I don't make mistakes...just understandable bad choices.
hey you didnt make it to our afterparty what happened?
Ran around with a boom box broke a trampoline float, had a girl lick my ear the usual
you proceeded to suck on ur pinkie saying it reminded you of chris and you wanted him badly
my ex just saw me in his brothers bed. fuck yes revenge feels good
I woke up after 12 hours of being wildly intoxicated, got jizz on my face, and woke up in a different bed than I passed out in. My makeup is still perfect. I'm writing Revlon a thank you note.
He confessed to putting dry erase marker dots on my vibrator to keep track of when I "electronically cheated" and then passed out.
I'll be really easy to find... I'm the naked one rolling around in cats.
The hypnotist is here. He has a black eye and smells like tequila.

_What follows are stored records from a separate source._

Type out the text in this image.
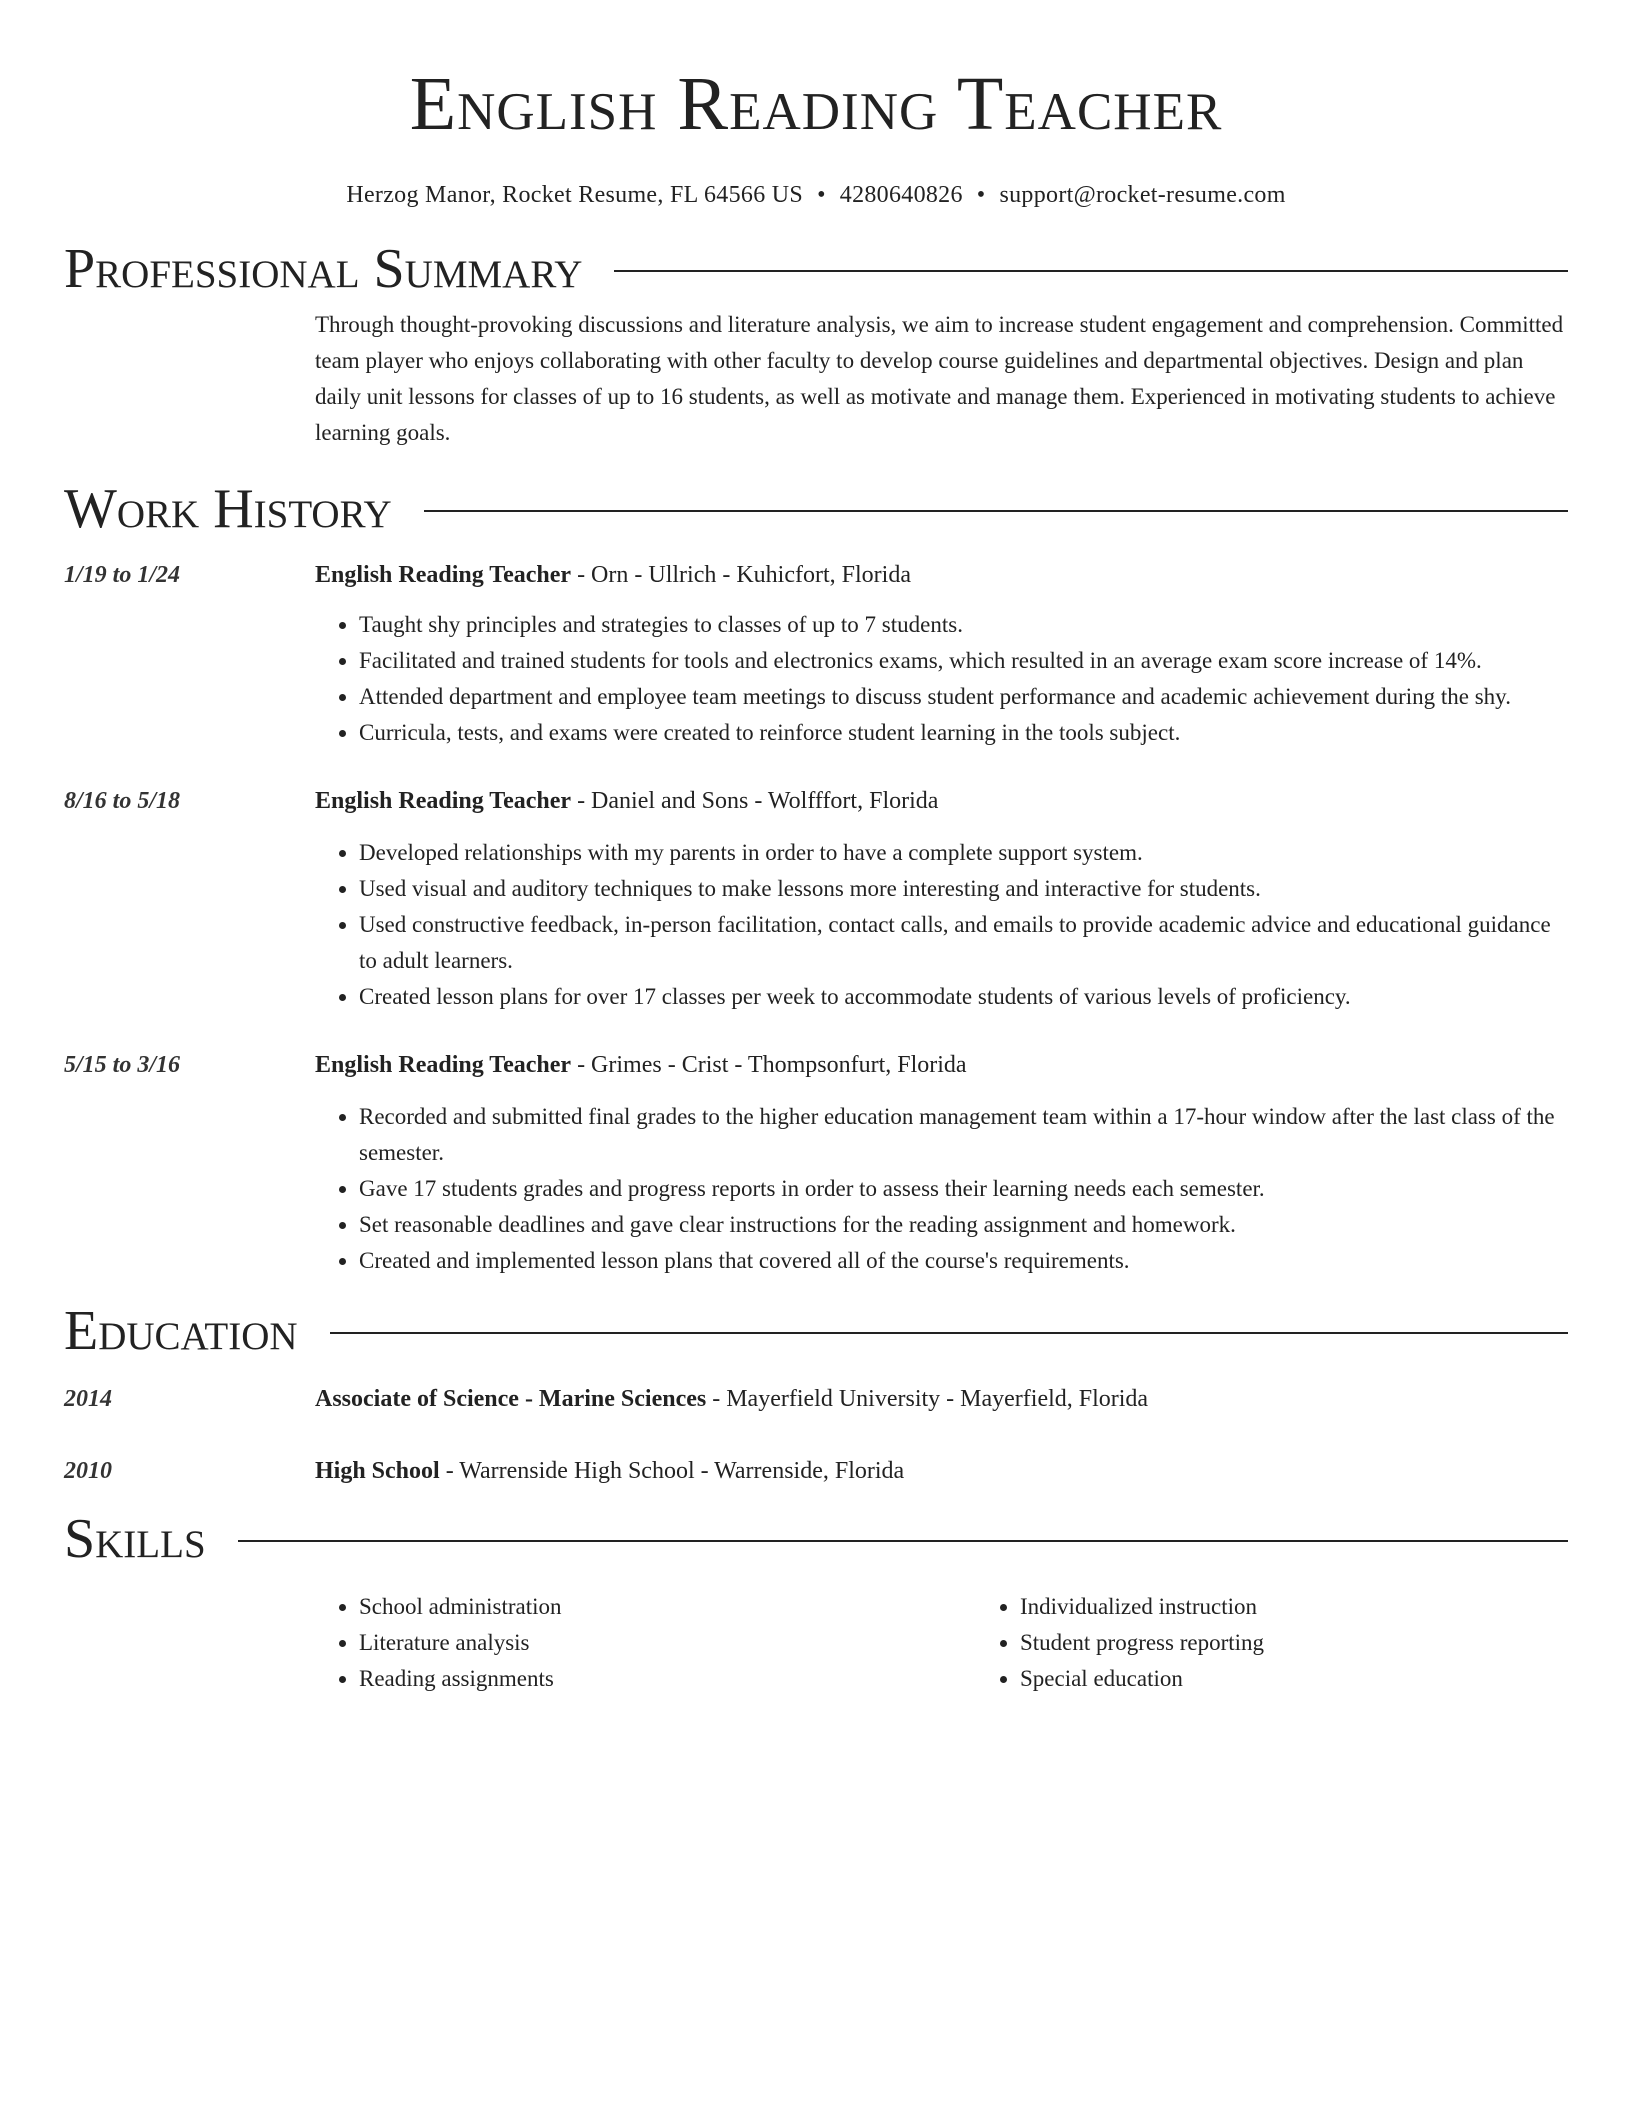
English Reading Teacher
Herzog Manor, Rocket Resume, FL 64566 US • 4280640826 • support@rocket-resume.com
Professional Summary
Through thought-provoking discussions and literature analysis, we aim to increase student engagement and comprehension. Committed team player who enjoys collaborating with other faculty to develop course guidelines and departmental objectives. Design and plan daily unit lessons for classes of up to 16 students, as well as motivate and manage them. Experienced in motivating students to achieve learning goals.
Work History
1/19 to 1/24	English Reading Teacher - Orn - Ullrich - Kuhicfort, Florida
• Taught shy principles and strategies to classes of up to 7 students.
• Facilitated and trained students for tools and electronics exams, which resulted in an average exam score increase of 14%.
• Attended department and employee team meetings to discuss student performance and academic achievement during the shy.
• Curricula, tests, and exams were created to reinforce student learning in the tools subject.
8/16 to 5/18	English Reading Teacher - Daniel and Sons - Wolfffort, Florida
• Developed relationships with my parents in order to have a complete support system.
• Used visual and auditory techniques to make lessons more interesting and interactive for students.
• Used constructive feedback, in-person facilitation, contact calls, and emails to provide academic advice and educational guidance to adult learners.
• Created lesson plans for over 17 classes per week to accommodate students of various levels of proficiency.
5/15 to 3/16	English Reading Teacher - Grimes - Crist - Thompsonfurt, Florida
• Recorded and submitted final grades to the higher education management team within a 17-hour window after the last class of the semester.
• Gave 17 students grades and progress reports in order to assess their learning needs each semester.
• Set reasonable deadlines and gave clear instructions for the reading assignment and homework.
• Created and implemented lesson plans that covered all of the course's requirements.
Education
2014	Associate of Science - Marine Sciences - Mayerfield University - Mayerfield, Florida
2010	High School - Warrenside High School - Warrenside, Florida
Skills
• School administration
• Literature analysis
• Reading assignments
• Individualized instruction
• Student progress reporting
• Special education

The cab driver gave me a church card yesterday and said I should reconnect with god.
Then he gave me 2 tickets to a movie he's going to be in
We dated for a month and a half. he didn't like blow jobs. I honestly don't think he was human.
I signed the divorce papers. Can I get a blowjob now?
I guess you know it was a good night when you find your ripped underwear in your pocket, and a nerf bullet falls out of your pant leg 😂😂
Found her grinding on my boss with her tongue down her throat last night. Guess who just got promoted!
He was gone for 5 minutes, opened the car door and said, "Don't eat my shit." and dropped Chipotle on the passenger seat. He was gone for another 10 minutes and came back with Coldstone. That stoned.
It’s a hundred kinds of wrong to do Jell-O shots at home alone. Right?
I support drinking alone. But Jell-O shots. That’s a game changer.